Rank regression of MRI fat scores and clinical features.

	Total cohort (n=102)	Inflammatory myopathy (n=32)	Hereditary myopathy (n=49)
Univariate rank regression
	Beta (95% CI)	Beta (95% CI)	Beta (95% CI)
MMT22	-0.907 (-1.152 ∼ -0.663) **	-0.492 (-1.117∼0.133)	-1.020 (-1.592 ∼ -0.447) **
MMT12	-0.747 (-0.952 ∼ -0.543) **	-0.321 (-0.804 ∼ 0.162)	-0.880 (-1.326 ∼ -0.433) **
CK (U/L)	-0.123 (-0.480 ∼ 0.235)	-0.002 (-0.392 ∼ 0.388)	-0.167 (-0.836 ∼ 0.501)
Sex	0.648 (-11.032 ∼12.329)	7.242 (-7.652 ∼ 22.136)	-5.128 (-24.419 ∼ 14.164)
Age at MRI	0.314 (0.125 ∼ 0.502) *	0.392 (0.091 ∼ 0.693) *	0.360 (0.027 ∼ 0.693) *
Age of onset	0.133 (-0.134 ∼ 0.401)	0.564 (0.053 ∼ 1.075) *	0.185 (-0.311 ∼ 0.681)
Onset to MRI (years)	0.433 (0.253 ∼ 0.612) **	0.154 (-0.315 ∼ 0.623)	0.475 (-0.020 ∼ 0.969)
Diabetes	8.713 (-11.790 ∼ 29.217)	-8.063 (-33.649 ∼ 17.522)	4.826 (-24.152 ∼ 33.803)
Hypertension	11.880 (-4.429 ∼ 28.190)	9.694 (-8.107 ∼ 27.495)	6.276 (-18.215 ∼ 30.768)
Cancer	17.673 (-41.456 ∼ 76.802)	12.758 (-30.136 ∼ 55.652)	-
Autoimmune disease	11.667 (-7.005 ∼ 30.340)	4.305 (-11.816 ∼ 20.425)	25.250 (-41.602 ∼ 92.102)
Ever a statin user	10.680 (-6.147 ∼ 27.507)	7.941 (-7.986 ∼ 23.868)	-3.283 (-38.004 ∼ 31.437)
Statin use within 3 months of MRI	11.616 (-7.057 ∼ 30.290)	10.060 (-7.713 ∼ 27.833)	-3.283 (-38.004 ∼ 31.437)
Multivariate rank regression
	Beta coefficient	95% Confidence interval	p value
Model 1, hereditary myopathy (n=49)
MMT22	-0.747	-1.498 ∼ -0.445	< 0.001**
Age at MRI	0.220	0.094 ∼ 0.748	0.013*
Model 2, total cohort (n=102)
MMT22	-0.622	-0.911 ∼ -0.334	< 0.001**
Age at MRI	0.255	0.080 ∼ 0.430	0.005 *
Onset to MRI (years)	0.281	0.067 ∼ 0.496	0.011*
Model 3, control (n=21)
MMT22	0.688	-0.348 ∼ 1.724	0.180
Age at MRI	0.143	-0.018 ∼ 0.304	0.078

*p < 0.05, ** p < 0.001, CI confidence interval, CK: creatine kinase, MMT: manual muscle testing.

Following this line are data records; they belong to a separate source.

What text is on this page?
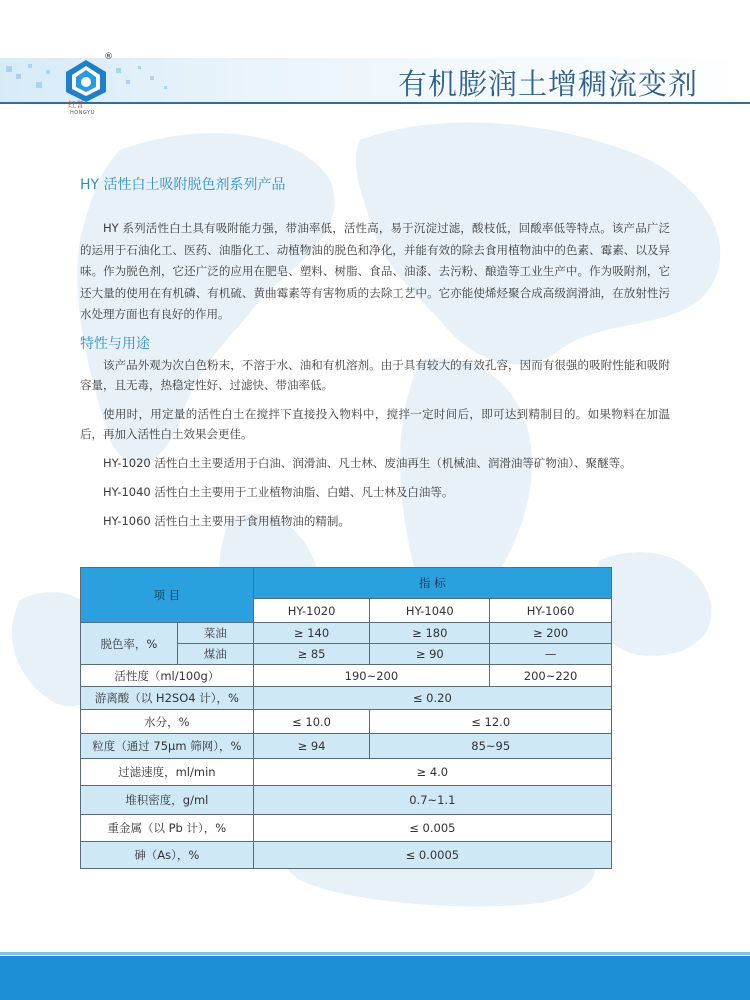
®
红誉
HONGYU
有机膨润土增稠流变剂
HY 活性白土吸附脱色剂系列产品

HY 系列活性白土具有吸附能力强，带油率低，活性高，易于沉淀过滤，酸枝低，回酸率低等特点。该产品广泛的运用于石油化工、医药、油脂化工、动植物油的脱色和净化，并能有效的除去食用植物油中的色素、霉素、以及异味。作为脱色剂，它还广泛的应用在肥皂、塑料、树脂、食品、油漆、去污粉、酿造等工业生产中。作为吸附剂，它还大量的使用在有机磷、有机硫、黄曲霉素等有害物质的去除工艺中。它亦能使烯烃聚合成高级润滑油，在放射性污水处理方面也有良好的作用。

特性与用途

该产品外观为次白色粉末，不溶于水、油和有机溶剂。由于具有较大的有效孔容，因而有很强的吸附性能和吸附容量，且无毒，热稳定性好、过滤快、带油率低。

使用时，用定量的活性白土在搅拌下直接投入物料中，搅拌一定时间后，即可达到精制目的。如果物料在加温后，再加入活性白土效果会更佳。

HY-1020 活性白土主要适用于白油、润滑油、凡士林、废油再生（机械油、润滑油等矿物油）、聚醚等。

HY-1040 活性白土主要用于工业植物油脂、白蜡、凡士林及白油等。

HY-1060 活性白土主要用于食用植物油的精制。

项 目		指 标		
		HY-1020	HY-1040	HY-1060
脱色率，%	菜油	≥ 140	≥ 180	≥ 200
	煤油	≥ 85	≥ 90	—
活性度（ml/100g）		190~200		200~220
游离酸（以 H2SO4 计），%		≤ 0.20		
水分，%		≤ 10.0	≤ 12.0	
粒度（通过 75μm 筛网），%		≥ 94	85~95	
过滤速度，ml/min		≥ 4.0		
堆积密度，g/ml		0.7~1.1		
重金属（以 Pb 计），%		≤ 0.005		
砷（As），%		≤ 0.0005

In the hereditary myopathy group, univariate rank regression revealed that higher total fat scores were significantly associated with lower MMT22 scores (β = -1.020; 95% CI: –1.592 to –0.447; p < 0.001) and older age when MRI was performed (β = 0.360; 95% CI: 0.027 to 0.693; p < 0.05). The multivariate analysis confirmed that both MMT22 (β = –0.747; 95% CI: –1.498 to –0.445; p < 0.001) and age at MRI (β = 0.220; 95% CI: 0.094 to 0.748; p = 0.013) were independent predictors of the total fat score in the hereditary myopathy group. However, univariate rank regression did not identify any statistically significant predictors of the total edema score in the hereditary myopathy group. As a result, when patients with hereditary myopathy and inflammatory myopathy were used as external validations, we found that the MRI visual scores significantly correlated with the clinical status of myopathy patients.

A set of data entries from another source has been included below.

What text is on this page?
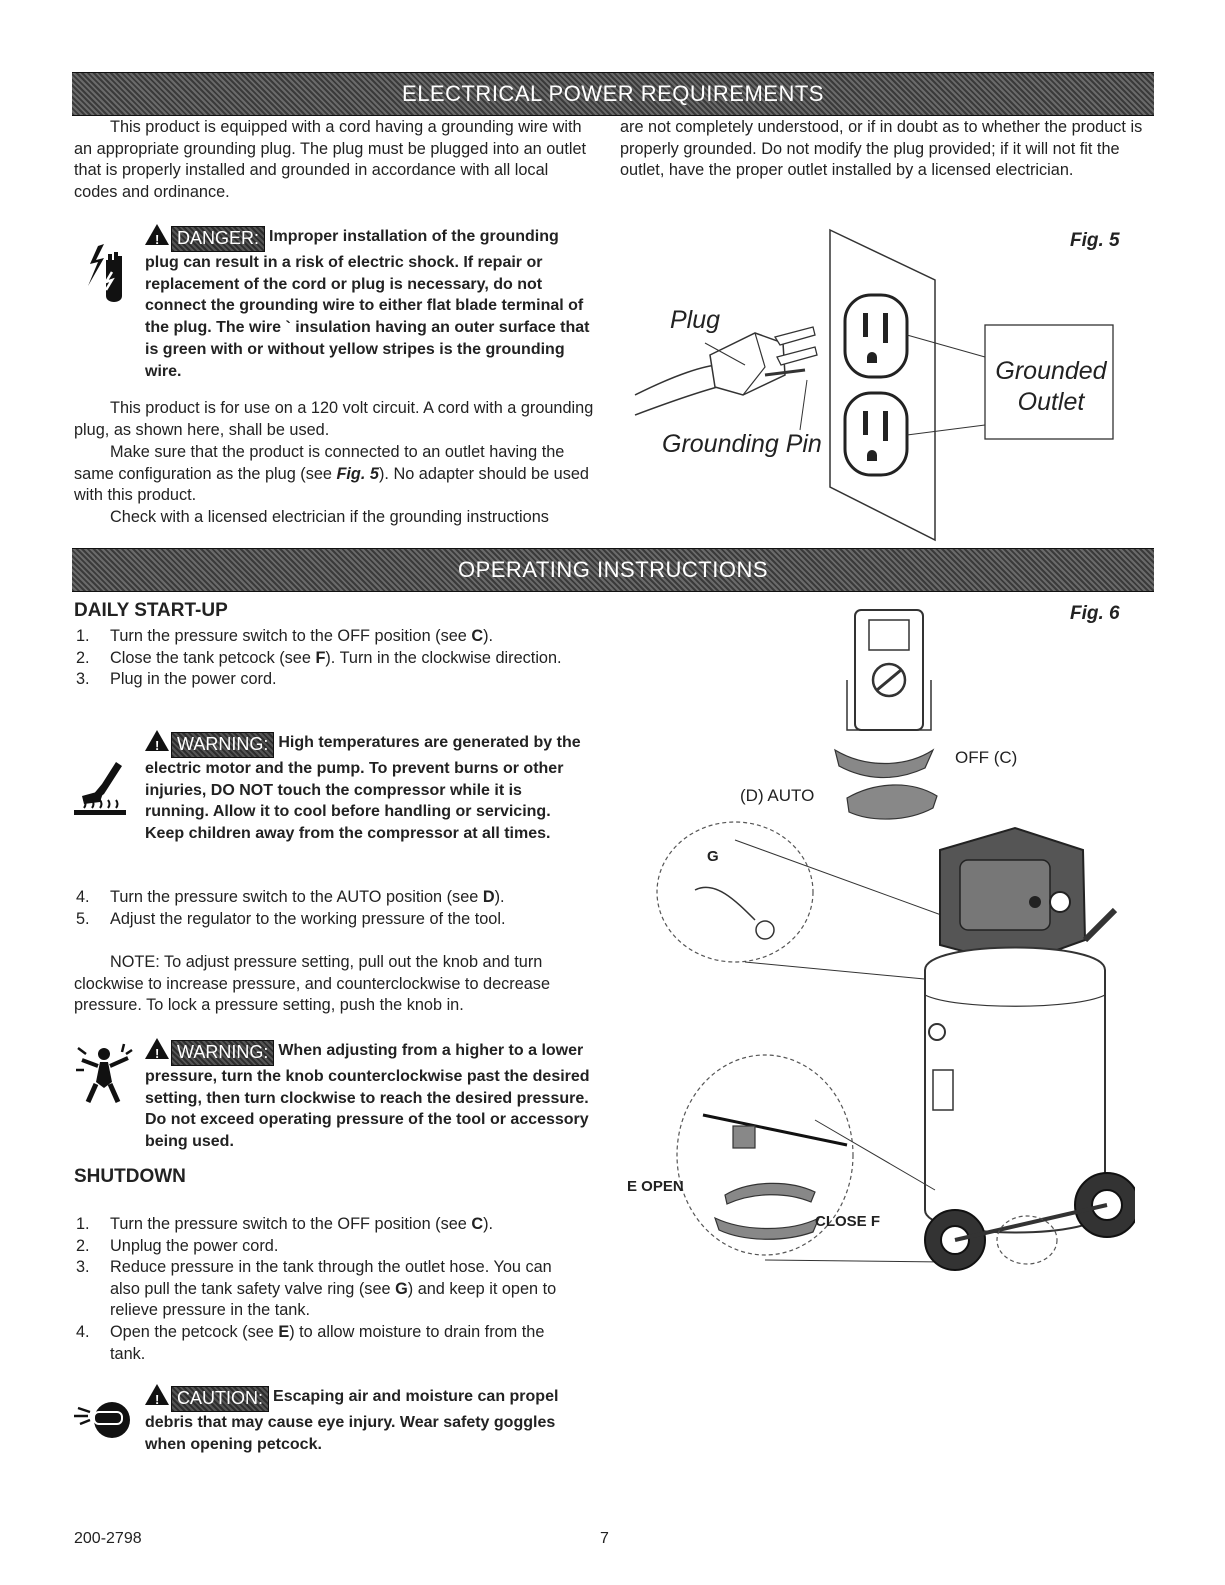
ELECTRICAL POWER REQUIREMENTS

This product is equipped with a cord having a grounding wire with an appropriate grounding plug. The plug must be plugged into an outlet that is properly installed and grounded in accordance with all local codes and ordinance.

are not completely understood, or if in doubt as to whether the product is properly grounded. Do not modify the plug provided; if it will not fit the outlet, have the proper outlet installed by a licensed electrician.

! DANGER: Improper installation of the grounding plug can result in a risk of electric shock. If repair or replacement of the cord or plug is necessary, do not connect the grounding wire to either flat blade terminal of the plug. The wire ` insulation having an outer surface that is green with or without yellow stripes is the grounding wire.

This product is for use on a 120 volt circuit. A cord with a grounding plug, as shown here, shall be used.

Make sure that the product is connected to an outlet having the same configuration as the plug (see Fig. 5). No adapter should be used with this product.

Check with a licensed electrician if the grounding instructions

Fig. 5
Plug
Grounding Pin
Grounded
Outlet
OPERATING INSTRUCTIONS
DAILY START-UP
1. Turn the pressure switch to the OFF position (see C).
2. Close the tank petcock (see F). Turn in the clockwise direction.
3. Plug in the power cord.
! WARNING: High temperatures are generated by the electric motor and the pump. To prevent burns or other injuries, DO NOT touch the compressor while it is running. Allow it to cool before handling or servicing. Keep children away from the compressor at all times.
4. Turn the pressure switch to the AUTO position (see D).
5. Adjust the regulator to the working pressure of the tool.

NOTE: To adjust pressure setting, pull out the knob and turn clockwise to increase pressure, and counterclockwise to decrease pressure. To lock a pressure setting, push the knob in.

! WARNING: When adjusting from a higher to a lower pressure, turn the knob counterclockwise past the desired setting, then turn clockwise to reach the desired pressure. Do not exceed operating pressure of the tool or accessory being used.
SHUTDOWN
1. Turn the pressure switch to the OFF position (see C).
2. Unplug the power cord.
3. Reduce pressure in the tank through the outlet hose. You can also pull the tank safety valve ring (see G) and keep it open to relieve pressure in the tank.
4. Open the petcock (see E) to allow moisture to drain from the tank.
! CAUTION: Escaping air and moisture can propel debris that may cause eye injury. Wear safety goggles when opening petcock.
Fig. 6
OFF (C)
(D) AUTO
G
E OPEN
CLOSE F
200-2798	7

MRI visual scores correlated with histopathological changes

Because different MRI sequences reveal different molecular changes, an interesting question is what histopathological features underlie the pathological changes observed on MRI. Among all the included patients, 47 patients (22 subjects with hereditary myopathy, 23 subjects with inflammatory myopathy and 2 healthy controls) provided muscle biopsy data within 15 days before or after MRI acquisition. The biopsy site was mainly at the biceps brachii (n= 41), quadriceps femoris (n=5), and tibialis anterior (n=1).

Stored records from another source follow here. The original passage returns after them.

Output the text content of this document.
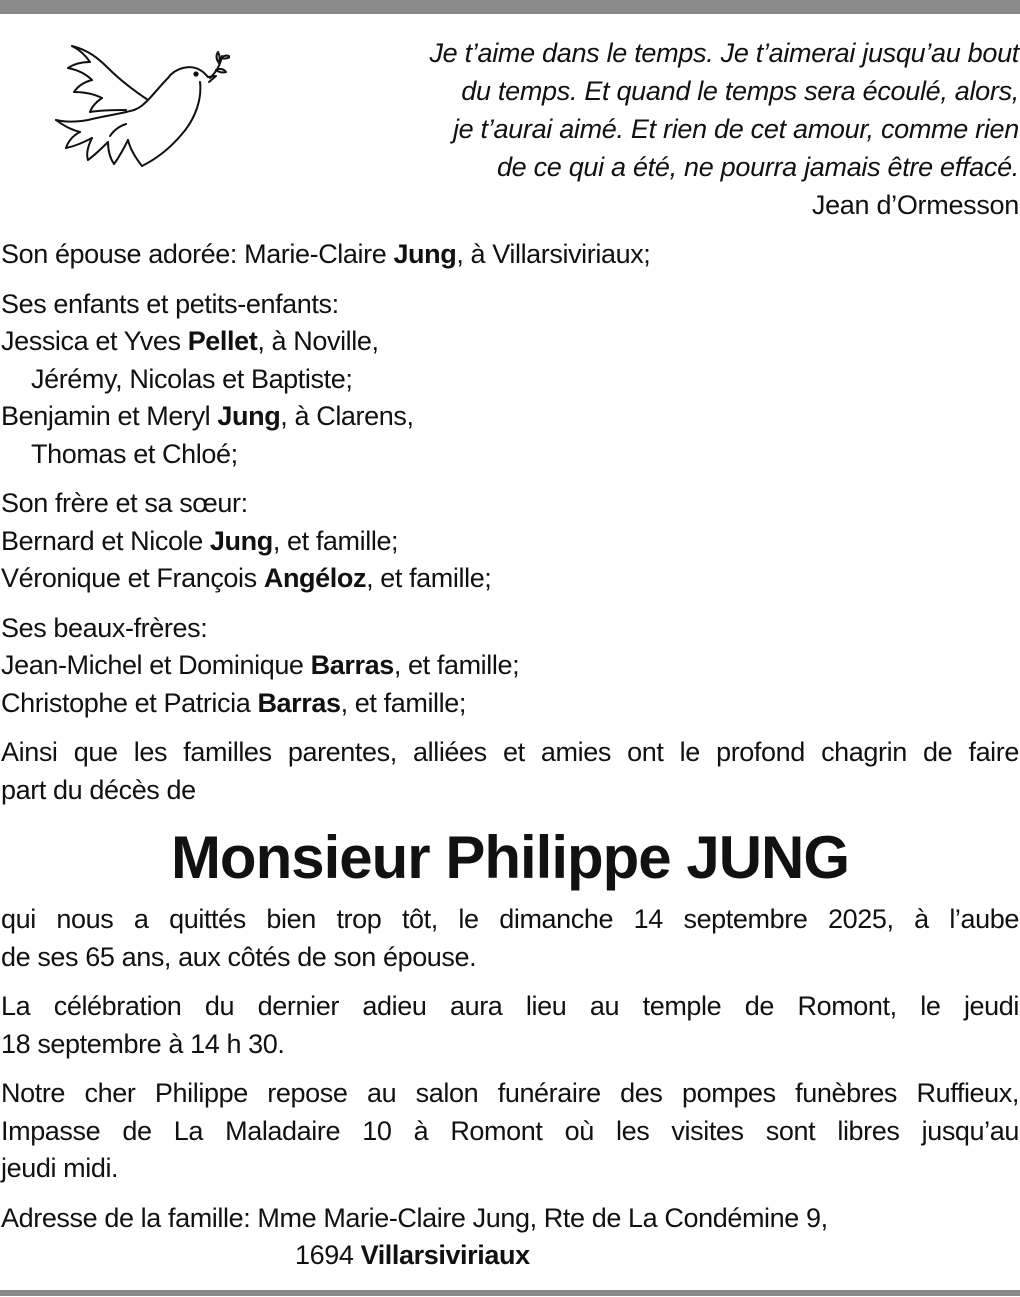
Je t’aime dans le temps. Je t’aimerai jusqu’au bout
du temps. Et quand le temps sera écoulé, alors,
je t’aurai aimé. Et rien de cet amour, comme rien
de ce qui a été, ne pourra jamais être effacé.
Jean d’Ormesson
Son épouse adorée: Marie-Claire Jung, à Villarsiviriaux;
Ses enfants et petits-enfants:
Jessica et Yves Pellet, à Noville,
Jérémy, Nicolas et Baptiste;
Benjamin et Meryl Jung, à Clarens,
Thomas et Chloé;
Son frère et sa sœur:
Bernard et Nicole Jung, et famille;
Véronique et François Angéloz, et famille;
Ses beaux-frères:
Jean-Michel et Dominique Barras, et famille;
Christophe et Patricia Barras, et famille;
Ainsi que les familles parentes, alliées et amies ont le profond chagrin de faire
part du décès de
Monsieur Philippe JUNG
qui nous a quittés bien trop tôt, le dimanche 14 septembre 2025, à l’aube
de ses 65 ans, aux côtés de son épouse.
La célébration du dernier adieu aura lieu au temple de Romont, le jeudi
18 septembre à 14 h 30.
Notre cher Philippe repose au salon funéraire des pompes funèbres Ruffieux,
Impasse de La Maladaire 10 à Romont où les visites sont libres jusqu’au
jeudi midi.
Adresse de la famille: Mme Marie-Claire Jung, Rte de La Condémine 9,
1694 Villarsiviriaux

We examined the association between coronal view–based MRI visual scores and histopathological changes to elucidate the imaging–pathology correlation (Table 5 and Supplemental Table 4). Given that histopathological findings are derived from focal muscle biopsies, whereas MRI visual scores reflect global four-limb muscle involvement, biopsy site–specific MRI scores were additionally analyzed to evaluate focal correlations. The biopsy site-specific MRI fat scores were significantly correlated with histologic central nuclei (ρ = 0.340, p < 0.05) and Oil Red O staining (ρ = 0.598, p < 0.001). The biopsy site-specific MRI total edema scores were significantly correlated with muscle necrosis or regeneration (ρ = 0.676, p < 0.001), fibrosis (ρ = 0.466, p < 0.05), fiber size variability (ρ = 0.384, p < 0.05), and Oil Red O positivity (ρ = 0.363, p < 0.05). Interestingly, similar correlations were also observed with whole-body MRI fat and edema scores. In summary, both the total and biopsy site-specific muscle MRI visual scores revealed significant associations with microscopic changes in diseased muscles by showing significant correlations with histopathological changes.

Table 5.

Correlations between the MRI fat score and muscle biopsy pathology characteristics.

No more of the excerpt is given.